Gli autori dello studio ammettono che non si possono attribuire al Covid-19 tutte le morti in eccesso rilevate. La pandemia, che ha ostacolato l’assistenza sanitaria per i pazienti che hanno sofferto di altre patologie, ha avuto anche ricadute indirette che potrebbero aver contribuito alla mortalità in eccesso. D’altra parte, come mostrano i dati dell’ultimo Programma Nazionale Esiti dell’Agenas, i lockdown, il distanziamento e la riduzione della mobilità hanno avuto anche l’effetto di diminuire l’esposizione ad altri rischi, come influenza, stress e inquinamento. Di conseguenza, in molti Paesi l’incidenza di infarti e ictus è diminuita nel 2020. «Gli studi da diversi paesi, come Svezia e Paesi Bassi, suggeriscono che il Covid-19 sia stato la causa diretta della maggior parte delle morti in eccesso» rileva Wang «ma al momento non ci sono dati sufficienti per molte aree».

ULTERIORI STUDI saranno necessari per un quadro più preciso e dettagliato.
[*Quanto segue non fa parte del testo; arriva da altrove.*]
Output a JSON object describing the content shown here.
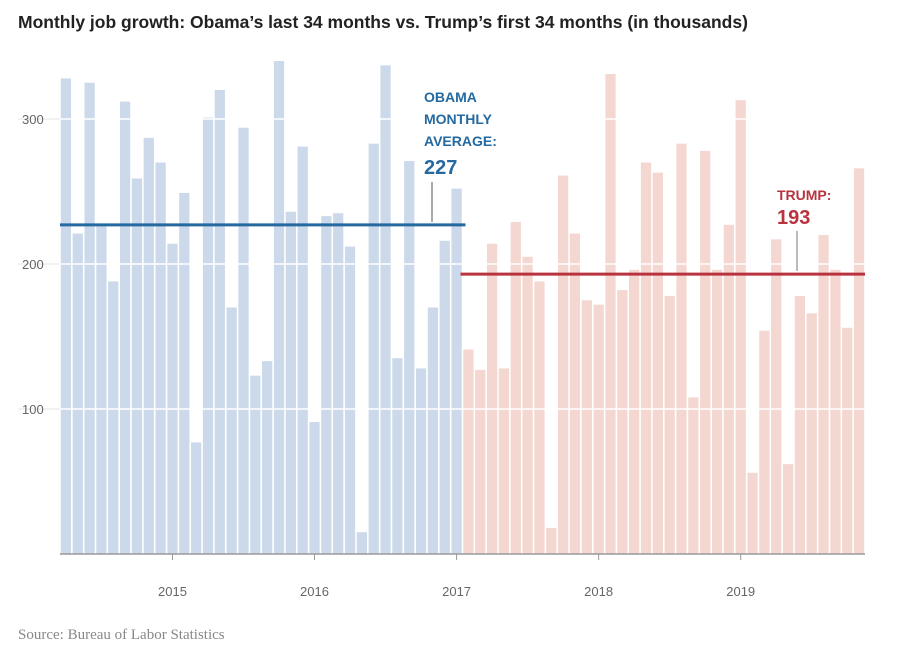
{
  "chart_data": {
    "type": "bar",
    "title": "Monthly job growth: Obama’s last 34 months vs. Trump’s first 34 months (in thousands)",
    "xlabel": "",
    "ylabel": "",
    "ylim": [
      0,
      340
    ],
    "yticks": [
      100,
      200,
      300
    ],
    "xticks": [
      "2015",
      "2016",
      "2017",
      "2018",
      "2019"
    ],
    "grid": true,
    "series": [
      {
        "name": "Obama",
        "color": "#cbd9ea",
        "values": [
          328,
          221,
          325,
          226,
          188,
          312,
          259,
          287,
          270,
          214,
          249,
          77,
          301,
          320,
          170,
          294,
          123,
          133,
          340,
          236,
          281,
          91,
          233,
          235,
          212,
          15,
          283,
          337,
          135,
          271,
          128,
          170,
          216,
          252
        ]
      },
      {
        "name": "Trump",
        "color": "#f4d7d1",
        "values": [
          141,
          127,
          214,
          128,
          229,
          205,
          188,
          18,
          261,
          221,
          175,
          172,
          331,
          182,
          196,
          270,
          263,
          178,
          283,
          108,
          278,
          196,
          227,
          313,
          56,
          154,
          217,
          62,
          178,
          166,
          220,
          196,
          156,
          266
        ]
      }
    ],
    "annotations": {
      "obama": {
        "lines": [
          "OBAMA",
          "MONTHLY",
          "AVERAGE:"
        ],
        "value": "227",
        "average": 227,
        "color": "#2469a0"
      },
      "trump": {
        "lines": [
          "TRUMP:"
        ],
        "value": "193",
        "average": 193,
        "color": "#b8333e"
      }
    }
  },
  "source": "Source: Bureau of Labor Statistics"
}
Tuttavia lo studio di Lancet fa giustizia dei dubbi e teorie del complotto secondo cui l’impatto della pandemia sarebbe stato ingigantito ad arte per giustificare la «dittatura sanitaria». Molte vittime, secondo queste teorie, sarebbero morte «con» e non «per» il Covid-19. La ricerca smentisce una volta per tutte questi dubbi. Il dato però non deve nemmeno assolvere la gestione italiana della pandemia: l’eccesso di mortalità italiano (227 morti per centomila abitanti) è stato il più elevato dell’Occidente e dopo due anni di pandemia una spiegazione ancora non c’è.